Um diese Liste der relevanten Merkmale zu erstellen, braucht man eine (Alltags-)theorie über den Realitätsausschnitt (z.B. sagt die Theorie, daß die Farbe eines potentiellen Tisches egal ist, um festzustellen, ob es nun ein Tisch ist oder nicht).
Klassifikationsfunktion von Begriffen: Begriffe bilden aus der Vielfalt von Gegenständen Klassen identischer Fälle, die identisch im Hinblick auf eine begrenzte Zahl von Merkmalen sind. (Alle Dinge mit waagerechter Platte und 4 Beinen sind Tische, obwohl es egal ist, ob sie nun grün oder braun sind)
Synthesefunktion von Begriffen: Ereignisse, die prinzipiell auch isoliert betrachtet werden können, werden zu einer Einheit zusammengefaßt und mit einem speziellen Begriff bezeichnet.
Beispiel: Wettbewerb: sportlicher Kampf um den Sieg, wirtschaftlicher Wettbewerb um den Sieg.
Zusammenfassung:
Begriffe: Kategorie von Sachverhalten, Ereignise, Ideen, die unter einem bestimmten Gesichtspunkt als identisch betrachtet und behandelt werden.
Begriffe (nach Kaplan):
  1. direkte Beobachtungstermini (observational terms): werden aufgrund von relativ einfacher und direkter Beobachtung angewendet (Beispiel: Bevölkerung, Alter, Einkauf, Papagei)
  2. indirekte Beobachtungstermini: werden mit Hilfe einer Kombination von Beobachtung und Schlußfolgerung angewendet (Bsp.: Sozialstatus: Indiaktoren= Berufsprestige/Bildung/ Einkommen/materieller Besitz...)
  3. Konstrukte (constructs): werden aufgrund von indirekter Beobachtungen angewendet, definiert aufgrund von Beobachtungen (Beispiel: soziale Mobilität=Ergebnis des Vergleichs des sozialen Status der gleichen Person von verschiedenen Zeitreihen)
  4. Theoretische Begriffe (theoretical terms): Zusammenhänge zwischen einzelnen Variablen (Beispiel: soziales System)

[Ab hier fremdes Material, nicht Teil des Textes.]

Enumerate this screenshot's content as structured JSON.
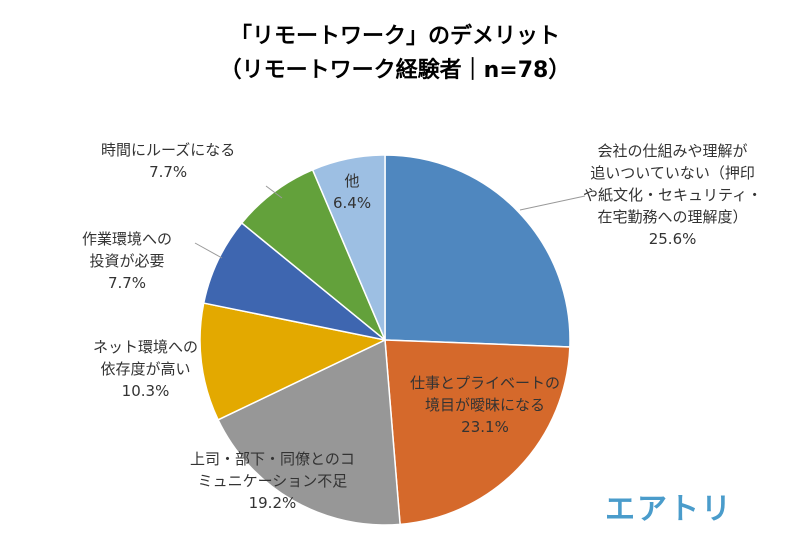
{
  "title": {
    "line1": "「リモートワーク」のデメリット",
    "line2": "（リモートワーク経験者｜n=78）"
  },
  "logo": "エアトリ",
  "chart_data": {
    "type": "pie",
    "title": "「リモートワーク」のデメリット（リモートワーク経験者｜n=78）",
    "start": "12 o'clock, clockwise",
    "slices": [
      {
        "label_lines": [
          "会社の仕組みや理解が",
          "追いついていない（押印",
          "や紙文化・セキュリティ・",
          "在宅勤務への理解度）"
        ],
        "value": 25.6,
        "value_label": "25.6%",
        "color": "#4f87bf"
      },
      {
        "label_lines": [
          "仕事とプライベートの",
          "境目が曖昧になる"
        ],
        "value": 23.1,
        "value_label": "23.1%",
        "color": "#d5692b"
      },
      {
        "label_lines": [
          "上司・部下・同僚とのコ",
          "ミュニケーション不足"
        ],
        "value": 19.2,
        "value_label": "19.2%",
        "color": "#979797"
      },
      {
        "label_lines": [
          "ネット環境への",
          "依存度が高い"
        ],
        "value": 10.3,
        "value_label": "10.3%",
        "color": "#e3a900"
      },
      {
        "label_lines": [
          "作業環境への",
          "投資が必要"
        ],
        "value": 7.7,
        "value_label": "7.7%",
        "color": "#3e66b0"
      },
      {
        "label_lines": [
          "時間にルーズになる"
        ],
        "value": 7.7,
        "value_label": "7.7%",
        "color": "#63a13b"
      },
      {
        "label_lines": [
          "他"
        ],
        "value": 6.4,
        "value_label": "6.4%",
        "color": "#9dbfe3"
      }
    ]
  }
}
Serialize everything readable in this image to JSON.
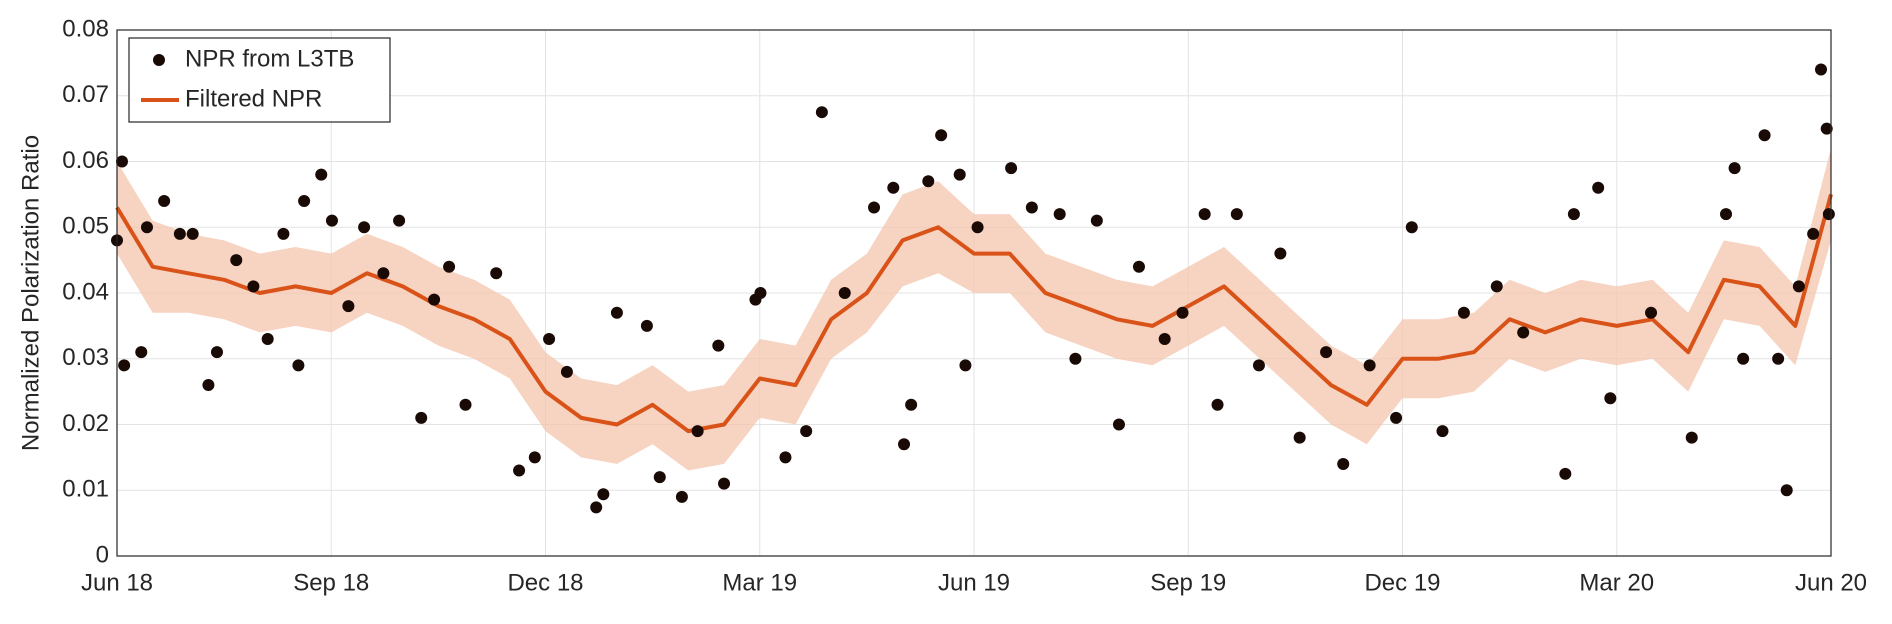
{
  "chart_data": {
    "type": "line",
    "ylabel": "Normalized Polarization Ratio",
    "xlim": [
      0,
      24
    ],
    "xticks": [
      {
        "value": 0,
        "label": "Jun 18"
      },
      {
        "value": 3,
        "label": "Sep 18"
      },
      {
        "value": 6,
        "label": "Dec 18"
      },
      {
        "value": 9,
        "label": "Mar 19"
      },
      {
        "value": 12,
        "label": "Jun 19"
      },
      {
        "value": 15,
        "label": "Sep 19"
      },
      {
        "value": 18,
        "label": "Dec 19"
      },
      {
        "value": 21,
        "label": "Mar 20"
      },
      {
        "value": 24,
        "label": "Jun 20"
      }
    ],
    "ylim": [
      0,
      0.08
    ],
    "yticks": [
      {
        "value": 0,
        "label": "0"
      },
      0.01,
      0.02,
      0.03,
      0.04,
      0.05,
      0.06,
      0.07,
      0.08
    ],
    "grid": true,
    "legend": "upper left",
    "series": [
      {
        "name": "NPR from L3TB",
        "type": "scatter",
        "color": "#1a0a05",
        "x": [
          0,
          0.07,
          0.1,
          0.34,
          0.42,
          0.66,
          0.88,
          1.06,
          1.28,
          1.4,
          1.67,
          1.91,
          2.11,
          2.33,
          2.54,
          2.62,
          2.86,
          3.01,
          3.24,
          3.46,
          3.73,
          3.95,
          4.26,
          4.44,
          4.65,
          4.88,
          5.31,
          5.63,
          5.85,
          6.05,
          6.3,
          6.71,
          6.81,
          7.0,
          7.42,
          7.6,
          7.91,
          8.13,
          8.42,
          8.5,
          8.94,
          9.01,
          9.36,
          9.65,
          9.87,
          10.19,
          10.6,
          10.87,
          11.02,
          11.12,
          11.36,
          11.54,
          11.8,
          11.88,
          12.05,
          12.52,
          12.81,
          13.2,
          13.42,
          13.72,
          14.03,
          14.31,
          14.67,
          14.92,
          15.23,
          15.41,
          15.68,
          15.99,
          16.29,
          16.56,
          16.93,
          17.17,
          17.54,
          17.91,
          18.13,
          18.56,
          18.86,
          19.32,
          19.69,
          20.28,
          20.4,
          20.74,
          20.91,
          21.48,
          22.05,
          22.53,
          22.65,
          22.77,
          23.07,
          23.26,
          23.38,
          23.55,
          23.75,
          23.86,
          23.94,
          23.97
        ],
        "values": [
          0.048,
          0.06,
          0.029,
          0.031,
          0.05,
          0.054,
          0.049,
          0.049,
          0.026,
          0.031,
          0.045,
          0.041,
          0.033,
          0.049,
          0.029,
          0.054,
          0.058,
          0.051,
          0.038,
          0.05,
          0.043,
          0.051,
          0.021,
          0.039,
          0.044,
          0.023,
          0.043,
          0.013,
          0.015,
          0.033,
          0.028,
          0.0074,
          0.0094,
          0.037,
          0.035,
          0.012,
          0.009,
          0.019,
          0.032,
          0.011,
          0.039,
          0.04,
          0.015,
          0.019,
          0.0675,
          0.04,
          0.053,
          0.056,
          0.017,
          0.023,
          0.057,
          0.064,
          0.058,
          0.029,
          0.05,
          0.059,
          0.053,
          0.052,
          0.03,
          0.051,
          0.02,
          0.044,
          0.033,
          0.037,
          0.052,
          0.023,
          0.052,
          0.029,
          0.046,
          0.018,
          0.031,
          0.014,
          0.029,
          0.021,
          0.05,
          0.019,
          0.037,
          0.041,
          0.034,
          0.0125,
          0.052,
          0.056,
          0.024,
          0.037,
          0.018,
          0.052,
          0.059,
          0.03,
          0.064,
          0.03,
          0.01,
          0.041,
          0.049,
          0.074,
          0.065,
          0.052
        ]
      },
      {
        "name": "Filtered NPR",
        "type": "line",
        "color": "#d95319",
        "band_color": "#f4c4ad",
        "x": [
          0,
          0.5,
          1,
          1.5,
          2,
          2.5,
          3,
          3.5,
          4,
          4.5,
          5,
          5.5,
          6,
          6.5,
          7,
          7.5,
          8,
          8.5,
          9,
          9.5,
          10,
          10.5,
          11,
          11.5,
          12,
          12.5,
          13,
          13.5,
          14,
          14.5,
          15,
          15.5,
          16,
          16.5,
          17,
          17.5,
          18,
          18.5,
          19,
          19.5,
          20,
          20.5,
          21,
          21.5,
          22,
          22.5,
          23,
          23.5,
          24
        ],
        "values": [
          0.053,
          0.044,
          0.043,
          0.042,
          0.04,
          0.041,
          0.04,
          0.043,
          0.041,
          0.038,
          0.036,
          0.033,
          0.025,
          0.021,
          0.02,
          0.023,
          0.019,
          0.02,
          0.027,
          0.026,
          0.036,
          0.04,
          0.048,
          0.05,
          0.046,
          0.046,
          0.04,
          0.038,
          0.036,
          0.035,
          0.038,
          0.041,
          0.036,
          0.031,
          0.026,
          0.023,
          0.03,
          0.03,
          0.031,
          0.036,
          0.034,
          0.036,
          0.035,
          0.036,
          0.031,
          0.042,
          0.041,
          0.035,
          0.055
        ],
        "lower": [
          0.046,
          0.037,
          0.037,
          0.036,
          0.034,
          0.035,
          0.034,
          0.037,
          0.035,
          0.032,
          0.03,
          0.027,
          0.019,
          0.015,
          0.014,
          0.017,
          0.013,
          0.014,
          0.021,
          0.02,
          0.03,
          0.034,
          0.041,
          0.043,
          0.04,
          0.04,
          0.034,
          0.032,
          0.03,
          0.029,
          0.032,
          0.035,
          0.03,
          0.025,
          0.02,
          0.017,
          0.024,
          0.024,
          0.025,
          0.03,
          0.028,
          0.03,
          0.029,
          0.03,
          0.025,
          0.036,
          0.035,
          0.029,
          0.048
        ],
        "upper": [
          0.06,
          0.051,
          0.049,
          0.048,
          0.046,
          0.047,
          0.046,
          0.049,
          0.047,
          0.044,
          0.042,
          0.039,
          0.031,
          0.027,
          0.026,
          0.029,
          0.025,
          0.026,
          0.033,
          0.032,
          0.042,
          0.046,
          0.055,
          0.057,
          0.052,
          0.052,
          0.046,
          0.044,
          0.042,
          0.041,
          0.044,
          0.047,
          0.042,
          0.037,
          0.032,
          0.029,
          0.036,
          0.036,
          0.037,
          0.042,
          0.04,
          0.042,
          0.041,
          0.042,
          0.037,
          0.048,
          0.047,
          0.041,
          0.062
        ]
      }
    ]
  }
}
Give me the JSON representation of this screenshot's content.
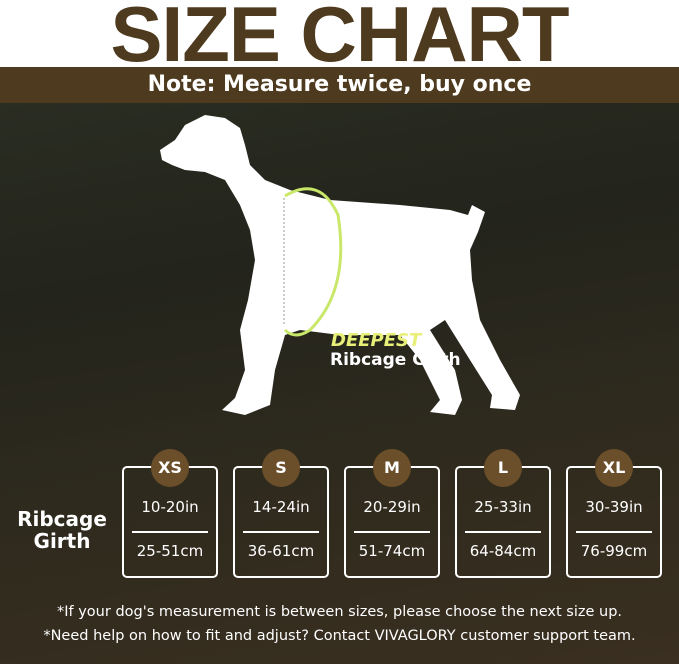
{
  "header": {
    "title": "SIZE CHART",
    "note": "Note: Measure twice, buy once"
  },
  "diagram": {
    "highlight": "DEEPEST",
    "label": "Ribcage Girth",
    "accent": "#e8f07a"
  },
  "table": {
    "row_label": "Ribcage Girth",
    "sizes": [
      {
        "size": "XS",
        "in": "10-20in",
        "cm": "25-51cm"
      },
      {
        "size": "S",
        "in": "14-24in",
        "cm": "36-61cm"
      },
      {
        "size": "M",
        "in": "20-29in",
        "cm": "51-74cm"
      },
      {
        "size": "L",
        "in": "25-33in",
        "cm": "64-84cm"
      },
      {
        "size": "XL",
        "in": "30-39in",
        "cm": "76-99cm"
      }
    ]
  },
  "notes": [
    "*If your dog's measurement is between sizes, please choose the next size up.",
    "*Need help on how to fit and adjust? Contact VIVAGLORY customer support team."
  ],
  "colors": {
    "brand": "#4e3a1e",
    "badge": "#6b4f2a"
  }
}
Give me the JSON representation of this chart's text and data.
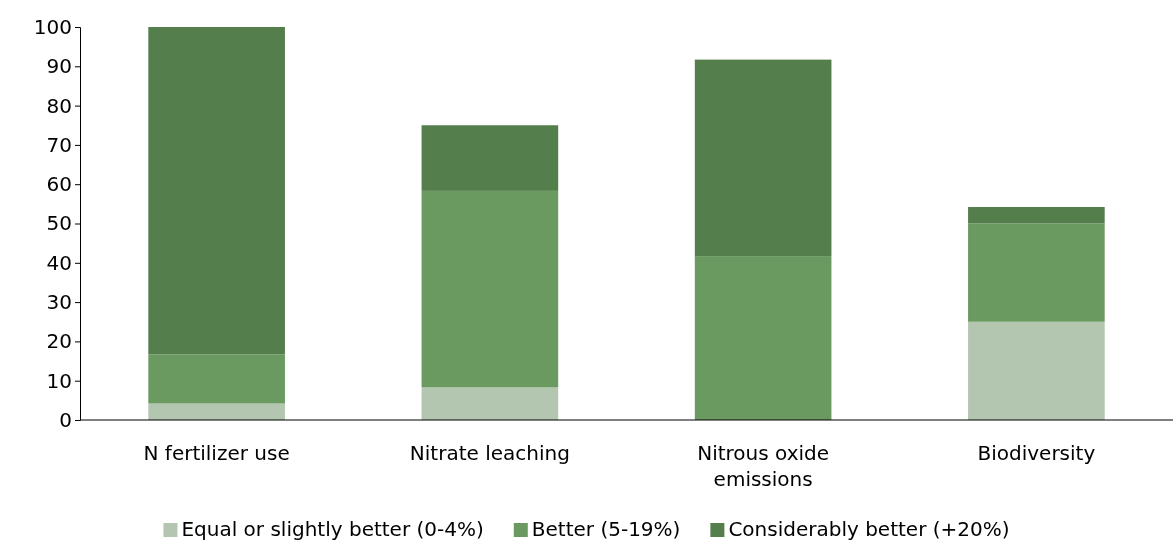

3.4.3. Nominaldefinition II: Eigenschaften

Definition Nominaldefinition: Aussagen über die Gleichheit der extensionalen und intesnionalen Bedeutung zweier oder mehrer Begriffe (Esser/Klenovits/Zehnpfennig).
Nominaldefinition:
Nachteil:

3.4.4 Realdefinitionen

Realdefinition: Beispiel: "Politische Partei":
Nominaldefinition: "Eine politische Partei definiere ich als XXX"
Realdefinition: "Wesentlich für politische Parteien sind die Merkmale XXXX"
Bei einer Nominaldefinition wird eine Gruppierung, die die Merkmale nicht erfüllt, aus der Untersuchung entfernt, bei der Realdefinition muß die (falsche) Definition geändert werden.
Zusammenfassung: Zur intersubjektiven Nachprüfbarkeit eignen sich am besten Nominaldefinitionen. Die semantische Analyse ähnelt Realdefinitionen. Als Ergebnis stehen jedoch Nominaldefinitionen.